If you import several copies, change clients, change networks, and alter device settings in one pass, the final result does not show which change mattered. Controlled tests produce a shorter and safer problem report.
Stop when the evidence is sufficient. More tests are not automatically better, especially on managed devices or restricted networks.
The short version
A useful VPN problem report identifies the exact stage, device, operating system, client, network, status wording, timing, and recent changes. Preserve evidence before changing several things. Share only the minimum necessary information, and keep profile files, credentials, tokens, and other private access material out of the report.
Frequently asked questions
What is the most important detail to record?
The last stage that worked and the exact stage that failed. “Imported but did not connect” is more actionable than “not working.”
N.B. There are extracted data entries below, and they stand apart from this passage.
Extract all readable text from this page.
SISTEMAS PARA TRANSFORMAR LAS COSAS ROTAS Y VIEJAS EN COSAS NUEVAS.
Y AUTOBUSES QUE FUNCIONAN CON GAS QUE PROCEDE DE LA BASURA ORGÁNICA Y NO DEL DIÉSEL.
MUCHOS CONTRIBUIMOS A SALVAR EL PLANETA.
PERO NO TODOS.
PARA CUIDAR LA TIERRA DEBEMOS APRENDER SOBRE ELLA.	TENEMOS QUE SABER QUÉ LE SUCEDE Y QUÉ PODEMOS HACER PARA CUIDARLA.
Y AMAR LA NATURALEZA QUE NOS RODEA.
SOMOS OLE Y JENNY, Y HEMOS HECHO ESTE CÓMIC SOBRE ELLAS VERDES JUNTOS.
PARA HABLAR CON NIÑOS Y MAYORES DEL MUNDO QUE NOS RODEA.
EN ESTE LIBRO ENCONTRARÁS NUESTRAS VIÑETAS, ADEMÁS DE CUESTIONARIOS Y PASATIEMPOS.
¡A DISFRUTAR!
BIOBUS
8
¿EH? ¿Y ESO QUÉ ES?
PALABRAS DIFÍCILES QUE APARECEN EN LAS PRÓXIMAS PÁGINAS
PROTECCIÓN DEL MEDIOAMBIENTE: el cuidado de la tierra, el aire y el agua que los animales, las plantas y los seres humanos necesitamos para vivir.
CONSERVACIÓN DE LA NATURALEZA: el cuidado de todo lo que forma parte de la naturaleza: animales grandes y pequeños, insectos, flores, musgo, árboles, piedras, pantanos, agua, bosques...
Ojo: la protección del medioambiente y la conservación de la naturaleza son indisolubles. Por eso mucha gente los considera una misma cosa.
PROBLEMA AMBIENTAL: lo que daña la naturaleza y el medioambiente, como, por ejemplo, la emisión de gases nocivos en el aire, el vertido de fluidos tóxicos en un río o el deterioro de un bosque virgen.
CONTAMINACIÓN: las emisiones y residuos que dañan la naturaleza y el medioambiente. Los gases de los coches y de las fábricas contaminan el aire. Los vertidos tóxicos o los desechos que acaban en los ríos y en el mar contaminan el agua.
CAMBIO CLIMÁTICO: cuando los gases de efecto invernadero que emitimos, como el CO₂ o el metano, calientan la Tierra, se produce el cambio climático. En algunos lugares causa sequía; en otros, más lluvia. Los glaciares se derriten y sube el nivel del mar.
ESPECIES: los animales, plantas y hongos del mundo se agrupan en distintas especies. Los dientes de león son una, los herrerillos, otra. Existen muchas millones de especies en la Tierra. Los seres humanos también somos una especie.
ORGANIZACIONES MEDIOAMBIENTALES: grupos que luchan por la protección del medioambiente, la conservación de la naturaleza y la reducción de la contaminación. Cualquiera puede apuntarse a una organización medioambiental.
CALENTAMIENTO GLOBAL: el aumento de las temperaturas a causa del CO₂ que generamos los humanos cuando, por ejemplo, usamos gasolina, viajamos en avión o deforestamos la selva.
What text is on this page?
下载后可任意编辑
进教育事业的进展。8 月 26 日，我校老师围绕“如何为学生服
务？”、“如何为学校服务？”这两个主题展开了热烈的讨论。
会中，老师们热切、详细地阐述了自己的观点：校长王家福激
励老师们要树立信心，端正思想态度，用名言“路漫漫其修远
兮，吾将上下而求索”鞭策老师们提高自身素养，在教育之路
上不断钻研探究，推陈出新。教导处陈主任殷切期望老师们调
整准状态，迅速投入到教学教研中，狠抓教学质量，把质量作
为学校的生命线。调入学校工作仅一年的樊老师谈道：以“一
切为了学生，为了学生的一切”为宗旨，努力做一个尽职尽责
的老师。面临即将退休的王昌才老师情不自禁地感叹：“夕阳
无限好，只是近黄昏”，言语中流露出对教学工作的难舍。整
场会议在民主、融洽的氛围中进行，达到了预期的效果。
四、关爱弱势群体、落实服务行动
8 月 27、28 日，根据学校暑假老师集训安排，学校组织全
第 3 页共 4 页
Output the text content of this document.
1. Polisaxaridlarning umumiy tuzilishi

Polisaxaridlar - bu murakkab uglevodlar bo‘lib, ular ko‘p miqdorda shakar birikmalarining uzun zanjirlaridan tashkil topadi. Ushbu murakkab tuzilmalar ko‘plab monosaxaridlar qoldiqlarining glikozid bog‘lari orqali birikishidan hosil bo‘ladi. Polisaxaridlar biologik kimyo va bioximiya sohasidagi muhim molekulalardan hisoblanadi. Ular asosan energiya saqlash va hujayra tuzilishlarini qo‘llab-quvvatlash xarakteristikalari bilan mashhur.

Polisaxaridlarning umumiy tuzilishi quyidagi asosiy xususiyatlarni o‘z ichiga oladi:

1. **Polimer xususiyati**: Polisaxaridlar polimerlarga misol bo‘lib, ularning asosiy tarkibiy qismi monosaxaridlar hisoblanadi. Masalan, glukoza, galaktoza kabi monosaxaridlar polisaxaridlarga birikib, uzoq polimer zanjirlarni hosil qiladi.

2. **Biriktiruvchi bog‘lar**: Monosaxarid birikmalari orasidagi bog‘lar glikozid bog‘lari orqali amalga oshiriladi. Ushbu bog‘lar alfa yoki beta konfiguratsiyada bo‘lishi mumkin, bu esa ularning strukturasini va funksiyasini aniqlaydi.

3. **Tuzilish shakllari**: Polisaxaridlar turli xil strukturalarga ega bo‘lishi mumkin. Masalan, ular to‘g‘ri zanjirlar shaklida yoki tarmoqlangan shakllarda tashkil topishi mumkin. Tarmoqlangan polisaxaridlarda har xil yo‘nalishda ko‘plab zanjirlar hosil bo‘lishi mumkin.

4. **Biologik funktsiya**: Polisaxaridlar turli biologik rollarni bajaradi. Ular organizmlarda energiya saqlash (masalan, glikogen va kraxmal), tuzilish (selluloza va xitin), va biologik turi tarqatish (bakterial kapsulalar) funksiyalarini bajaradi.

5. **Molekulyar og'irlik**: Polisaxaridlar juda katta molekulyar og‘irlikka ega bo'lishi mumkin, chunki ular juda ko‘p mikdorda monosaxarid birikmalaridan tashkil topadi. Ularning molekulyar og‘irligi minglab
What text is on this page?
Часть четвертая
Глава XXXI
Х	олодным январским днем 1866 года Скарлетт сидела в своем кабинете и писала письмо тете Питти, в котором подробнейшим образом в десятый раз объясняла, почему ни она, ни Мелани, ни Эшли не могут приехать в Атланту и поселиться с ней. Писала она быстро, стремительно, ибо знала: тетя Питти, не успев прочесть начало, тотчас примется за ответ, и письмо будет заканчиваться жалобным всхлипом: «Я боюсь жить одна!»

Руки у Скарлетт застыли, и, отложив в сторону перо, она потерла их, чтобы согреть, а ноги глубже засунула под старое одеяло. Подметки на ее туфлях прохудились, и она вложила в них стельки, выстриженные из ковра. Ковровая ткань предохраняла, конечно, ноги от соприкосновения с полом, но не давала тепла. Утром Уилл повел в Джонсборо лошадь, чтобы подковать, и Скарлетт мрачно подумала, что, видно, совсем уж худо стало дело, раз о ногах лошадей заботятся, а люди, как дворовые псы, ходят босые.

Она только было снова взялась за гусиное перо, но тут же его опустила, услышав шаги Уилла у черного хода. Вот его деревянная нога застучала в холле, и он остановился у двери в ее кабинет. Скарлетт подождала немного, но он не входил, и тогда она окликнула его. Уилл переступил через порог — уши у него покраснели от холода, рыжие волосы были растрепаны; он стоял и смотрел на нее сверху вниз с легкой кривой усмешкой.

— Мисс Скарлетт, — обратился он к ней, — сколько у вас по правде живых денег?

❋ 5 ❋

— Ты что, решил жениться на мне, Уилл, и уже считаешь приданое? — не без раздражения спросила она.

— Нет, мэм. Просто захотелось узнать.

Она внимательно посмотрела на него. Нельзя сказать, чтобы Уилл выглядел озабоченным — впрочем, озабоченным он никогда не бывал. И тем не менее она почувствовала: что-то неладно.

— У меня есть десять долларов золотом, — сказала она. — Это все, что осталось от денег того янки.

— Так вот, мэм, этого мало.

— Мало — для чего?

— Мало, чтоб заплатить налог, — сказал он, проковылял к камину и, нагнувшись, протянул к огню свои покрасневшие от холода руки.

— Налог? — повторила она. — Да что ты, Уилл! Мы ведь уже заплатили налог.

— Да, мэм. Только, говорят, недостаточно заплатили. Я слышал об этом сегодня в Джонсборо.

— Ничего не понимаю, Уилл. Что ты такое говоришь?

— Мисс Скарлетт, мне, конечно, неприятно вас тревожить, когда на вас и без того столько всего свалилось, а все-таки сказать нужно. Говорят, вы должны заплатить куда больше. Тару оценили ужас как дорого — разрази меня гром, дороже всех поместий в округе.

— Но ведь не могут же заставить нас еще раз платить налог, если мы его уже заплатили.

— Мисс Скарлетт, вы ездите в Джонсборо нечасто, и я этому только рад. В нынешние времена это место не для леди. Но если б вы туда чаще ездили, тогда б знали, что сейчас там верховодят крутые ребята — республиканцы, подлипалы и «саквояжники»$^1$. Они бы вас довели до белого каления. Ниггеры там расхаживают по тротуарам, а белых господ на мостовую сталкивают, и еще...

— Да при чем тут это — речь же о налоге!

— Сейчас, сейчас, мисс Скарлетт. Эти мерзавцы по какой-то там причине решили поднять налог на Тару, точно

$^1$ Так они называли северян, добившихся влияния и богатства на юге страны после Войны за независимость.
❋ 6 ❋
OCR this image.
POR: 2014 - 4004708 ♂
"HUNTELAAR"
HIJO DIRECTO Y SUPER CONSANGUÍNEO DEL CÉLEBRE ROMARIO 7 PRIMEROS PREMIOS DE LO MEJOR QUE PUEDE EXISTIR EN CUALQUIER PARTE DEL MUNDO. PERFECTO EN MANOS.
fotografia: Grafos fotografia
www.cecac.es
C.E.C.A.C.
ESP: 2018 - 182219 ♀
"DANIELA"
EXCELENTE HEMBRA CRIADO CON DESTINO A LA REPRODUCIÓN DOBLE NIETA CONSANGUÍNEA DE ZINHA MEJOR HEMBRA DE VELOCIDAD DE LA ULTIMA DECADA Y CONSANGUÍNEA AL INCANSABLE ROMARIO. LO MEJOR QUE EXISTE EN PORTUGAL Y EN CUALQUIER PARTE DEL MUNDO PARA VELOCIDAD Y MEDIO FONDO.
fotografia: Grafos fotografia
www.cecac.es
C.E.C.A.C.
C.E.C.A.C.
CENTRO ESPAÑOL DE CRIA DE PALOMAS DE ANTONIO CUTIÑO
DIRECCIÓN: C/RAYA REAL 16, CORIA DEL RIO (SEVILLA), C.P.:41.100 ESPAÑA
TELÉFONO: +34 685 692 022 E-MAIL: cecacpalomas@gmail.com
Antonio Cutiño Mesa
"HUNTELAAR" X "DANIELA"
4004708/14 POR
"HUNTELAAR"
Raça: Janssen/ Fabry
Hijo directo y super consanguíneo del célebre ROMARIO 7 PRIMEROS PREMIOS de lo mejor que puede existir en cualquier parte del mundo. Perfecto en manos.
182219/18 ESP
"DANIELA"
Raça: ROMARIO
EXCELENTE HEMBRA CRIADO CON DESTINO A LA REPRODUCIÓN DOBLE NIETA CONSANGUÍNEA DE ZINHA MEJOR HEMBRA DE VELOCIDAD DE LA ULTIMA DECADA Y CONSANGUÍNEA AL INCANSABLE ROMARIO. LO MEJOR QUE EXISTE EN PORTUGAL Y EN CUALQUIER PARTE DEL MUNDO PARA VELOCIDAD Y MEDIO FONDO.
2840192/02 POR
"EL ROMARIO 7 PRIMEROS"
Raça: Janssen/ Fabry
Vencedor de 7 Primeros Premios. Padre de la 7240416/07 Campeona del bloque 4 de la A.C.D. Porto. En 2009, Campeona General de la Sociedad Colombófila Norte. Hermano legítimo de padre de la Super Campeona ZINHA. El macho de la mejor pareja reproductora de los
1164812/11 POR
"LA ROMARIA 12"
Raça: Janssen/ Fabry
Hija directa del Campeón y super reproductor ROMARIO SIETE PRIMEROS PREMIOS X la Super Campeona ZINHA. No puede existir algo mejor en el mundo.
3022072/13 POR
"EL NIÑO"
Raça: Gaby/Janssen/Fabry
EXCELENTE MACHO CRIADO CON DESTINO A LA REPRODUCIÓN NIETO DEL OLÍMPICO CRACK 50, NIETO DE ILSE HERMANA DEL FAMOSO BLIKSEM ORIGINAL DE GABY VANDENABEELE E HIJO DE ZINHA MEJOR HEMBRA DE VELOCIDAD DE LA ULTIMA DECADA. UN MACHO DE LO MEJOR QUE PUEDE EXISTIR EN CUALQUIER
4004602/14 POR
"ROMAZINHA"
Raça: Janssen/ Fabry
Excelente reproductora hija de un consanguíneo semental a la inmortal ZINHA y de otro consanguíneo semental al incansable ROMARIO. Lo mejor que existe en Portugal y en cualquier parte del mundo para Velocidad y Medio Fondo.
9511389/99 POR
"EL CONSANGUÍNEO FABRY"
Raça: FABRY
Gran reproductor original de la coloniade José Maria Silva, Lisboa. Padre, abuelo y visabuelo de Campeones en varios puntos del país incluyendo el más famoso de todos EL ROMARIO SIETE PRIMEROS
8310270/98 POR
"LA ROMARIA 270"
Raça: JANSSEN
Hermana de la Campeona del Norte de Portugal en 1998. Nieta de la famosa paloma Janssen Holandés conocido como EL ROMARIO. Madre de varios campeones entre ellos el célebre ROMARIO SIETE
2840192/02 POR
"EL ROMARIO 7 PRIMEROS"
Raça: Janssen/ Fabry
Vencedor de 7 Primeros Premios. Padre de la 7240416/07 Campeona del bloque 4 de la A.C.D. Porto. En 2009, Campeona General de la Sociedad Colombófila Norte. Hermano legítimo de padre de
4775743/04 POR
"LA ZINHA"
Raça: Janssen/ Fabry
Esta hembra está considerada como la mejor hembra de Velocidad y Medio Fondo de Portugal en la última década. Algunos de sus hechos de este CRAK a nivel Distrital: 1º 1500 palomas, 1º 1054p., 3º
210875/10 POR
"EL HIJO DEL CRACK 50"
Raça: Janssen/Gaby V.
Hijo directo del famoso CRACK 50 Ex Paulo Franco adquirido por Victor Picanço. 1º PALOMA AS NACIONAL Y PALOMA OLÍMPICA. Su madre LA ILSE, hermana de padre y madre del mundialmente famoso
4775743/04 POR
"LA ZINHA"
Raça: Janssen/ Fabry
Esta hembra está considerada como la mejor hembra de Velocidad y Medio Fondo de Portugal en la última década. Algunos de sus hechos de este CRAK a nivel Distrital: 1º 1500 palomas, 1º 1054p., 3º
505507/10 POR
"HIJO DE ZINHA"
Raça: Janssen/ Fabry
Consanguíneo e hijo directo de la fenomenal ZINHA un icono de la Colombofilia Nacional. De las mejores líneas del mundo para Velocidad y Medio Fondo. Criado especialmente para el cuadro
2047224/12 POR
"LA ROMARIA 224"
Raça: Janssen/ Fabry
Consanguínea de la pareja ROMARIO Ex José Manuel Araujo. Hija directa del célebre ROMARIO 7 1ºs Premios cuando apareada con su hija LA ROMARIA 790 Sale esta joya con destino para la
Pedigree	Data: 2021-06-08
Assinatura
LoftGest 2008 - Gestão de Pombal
Should I attach my VPN profile file?
Not as a routine first step. Start with device, client, stage, network, and exact status. Use only an explicitly authorized process if additional material is required.
Are screenshots useful?
Yes, when they show the relevant prompt or status and have been reviewed to hide unrelated private information.
Should I try many fixes before asking for help?
No. A few controlled checks are more useful than many simultaneous changes.
Why include the approximate date and time?
It helps correlate the issue with software changes, profile lifecycle events, network changes, and service records without exposing credentials.